On retrouve dans cette pièce la marque de fabrique de la compagnie franco-luxembourgeoise Eddi van Tsui, qui réunit Sandy Flinto à la mise en scène, Pierrick Grobéty pour la création et l’interprétation musicale, et Daniel Marinangeli pour les textes ainsi que  la dramaturgie. Au sein de la compagnie gravitent des collaborateurs artistiques fidèles: Petrit Jung pour le light design (avec ici Nina Schaeffer), Giovanni Zazzera et Baptiste Hilbert pour la danse, Valérie Stammet pour le chant. Leurs spectacles, pluridisciplinaires, nous immergent dans des sujets d’actualité qui font débat. Le résultat n’a pas toujours été à la hauteur des attentes mais leur grand mérite et d’avoir su créer, au fil du temps, une véritable identité artistique. Ils en récoltent aujourd’hui les fruits.

Une humanité à la dérive

Sur scène évoluent quatre danseurs (Baptiste Hilbert et Giovanni Zazzera mais aussi deux nouvelles venues, Deborah Lotti et l’excellente Eva Aubigny) et deux musiciens (le multi-instrumentiste Pierrick Grobéty et la chanteuse soprano, de plus en plus à l’aise sur scène, Valérie Stammet).

La réussite de la pièce tient en grande partie à la création sonore et musicale. Elle est la structure sous-jacente de ce voyage scénique, tout en servant de balise aux spectateurs. Sa puissance évocatrice nous entraîne sur les océans ou dans ses abysses, nous fait entendre les sirènes tentatrices et les chants festifs des embarqués volontaires. Elle laisse aussi la place aux textes lus en voix off par Piera Jovic et Denis Jousselin et remixés, tels des échos lointains de notre civilisation. Avec un minimum de moyens (une contrebasse électronique, un aquarium sonorisé, une voix, une loop station), habilement dosés et combinés, l’effet suggestif est puissant.

« Ecological Anxiety Desorder » de la Cie Eddi van Tsui (photo: Bohumil Kostohryz)

La première scène s’ouvre sur un plateau recouvert de bidons et autres objets de plastique, poussés par un homme en tenue de balayeur. La sonorisation crée l’illusion que les mouvements du balai déplacent une mer jonchée de  détritus, lesquels vont tomber au pied de la scène. Il y a un côté prophétique dans cette vision d’un homme marchant sur l’eau pour tenter de la purifier.

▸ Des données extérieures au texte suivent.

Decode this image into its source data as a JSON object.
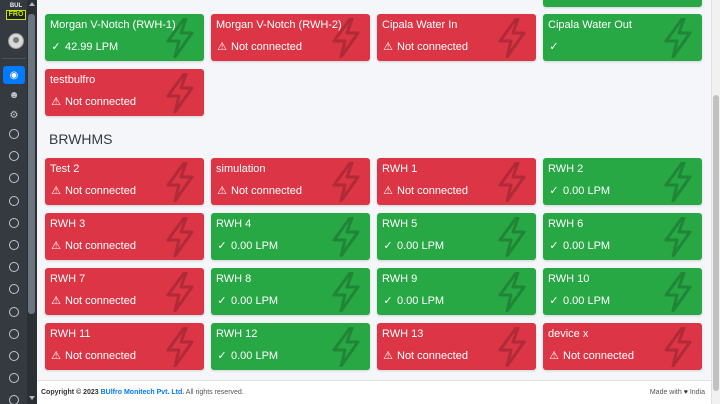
{
  "sidebar": {
    "logo_top": "BUL",
    "logo_bottom": "FRO",
    "nav_icons": [
      "dashboard-icon",
      "user-icon",
      "gears-icon"
    ],
    "circle_count": 13
  },
  "top_cards": [
    {
      "title": "Morgan V-Notch (RWH-1)",
      "status": "42.99 LPM",
      "state": "ok"
    },
    {
      "title": "Morgan V-Notch (RWH-2)",
      "status": "Not connected",
      "state": "error"
    },
    {
      "title": "Cipala Water In",
      "status": "Not connected",
      "state": "error"
    },
    {
      "title": "Cipala Water Out",
      "status": "",
      "state": "ok"
    },
    {
      "title": "testbulfro",
      "status": "Not connected",
      "state": "error"
    }
  ],
  "section": {
    "title": "BRWHMS"
  },
  "brwhms_cards": [
    {
      "title": "Test 2",
      "status": "Not connected",
      "state": "error"
    },
    {
      "title": "simulation",
      "status": "Not connected",
      "state": "error"
    },
    {
      "title": "RWH 1",
      "status": "Not connected",
      "state": "error"
    },
    {
      "title": "RWH 2",
      "status": "0.00 LPM",
      "state": "ok"
    },
    {
      "title": "RWH 3",
      "status": "Not connected",
      "state": "error"
    },
    {
      "title": "RWH 4",
      "status": "0.00 LPM",
      "state": "ok"
    },
    {
      "title": "RWH 5",
      "status": "0.00 LPM",
      "state": "ok"
    },
    {
      "title": "RWH 6",
      "status": "0.00 LPM",
      "state": "ok"
    },
    {
      "title": "RWH 7",
      "status": "Not connected",
      "state": "error"
    },
    {
      "title": "RWH 8",
      "status": "0.00 LPM",
      "state": "ok"
    },
    {
      "title": "RWH 9",
      "status": "0.00 LPM",
      "state": "ok"
    },
    {
      "title": "RWH 10",
      "status": "0.00 LPM",
      "state": "ok"
    },
    {
      "title": "RWH 11",
      "status": "Not connected",
      "state": "error"
    },
    {
      "title": "RWH 12",
      "status": "0.00 LPM",
      "state": "ok"
    },
    {
      "title": "RWH 13",
      "status": "Not connected",
      "state": "error"
    },
    {
      "title": "device x",
      "status": "Not connected",
      "state": "error"
    }
  ],
  "footer": {
    "copyright_prefix": "Copyright © 2023",
    "company": "BUlfro Monitech Pvt. Ltd.",
    "rights": "All rights reserved.",
    "made_with": "Made with",
    "made_in": "India"
  },
  "colors": {
    "ok": "#28a745",
    "error": "#dc3545",
    "sidebar": "#343a40",
    "active": "#007bff"
  }
}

La pièce se développe comme une parenthèse fantastique entre deux séquences – familières à chacun – de beach-volley sur une plage. L’atmosphère lumineuse du début bascule dans la pénombre, comme si nous étions plongés  dans les profondeurs marines où les lumières sont filtrées. On y rencontre une ballerine en tutu, des saupoudreurs de particules, des filets dérivants dans lesquels se prennent des hommes-poissons, une baigneuse hystérique, des aventuriers dans le brouillard. Les danseurs se glissent naturellement dans différents costumes et personnages, dans une succession de scènes bien rythmées et enchaînées. Le vocabulaire gestuel laisse la place à la libre expression de chacun tout en soulignant à la cohésion du groupe.

Il m’a semblé y croiser l’innocent marchand de sable des contes de mon enfance – soudainement transformé en disséminateur de particules plastiques – , Ulysse aux prises avec le chant des sirènes – ou la tentation de céder aux plaisirs immédiats de notre société de consommation – , le radeau de la méduse – métaphore de la galère collective dans laquelle nous nous trouvons – ou encore les personnages errants qui hantaient la précédente pièce de Sandy Flinto et Pierrick Grobéty, Art.13 – eux aussi en quête de terre d’accueil.

Autant de séquences que chacun peut faire résonner avec son vécu ou ses questionnements, sans lecture imposée ou moralisatrice.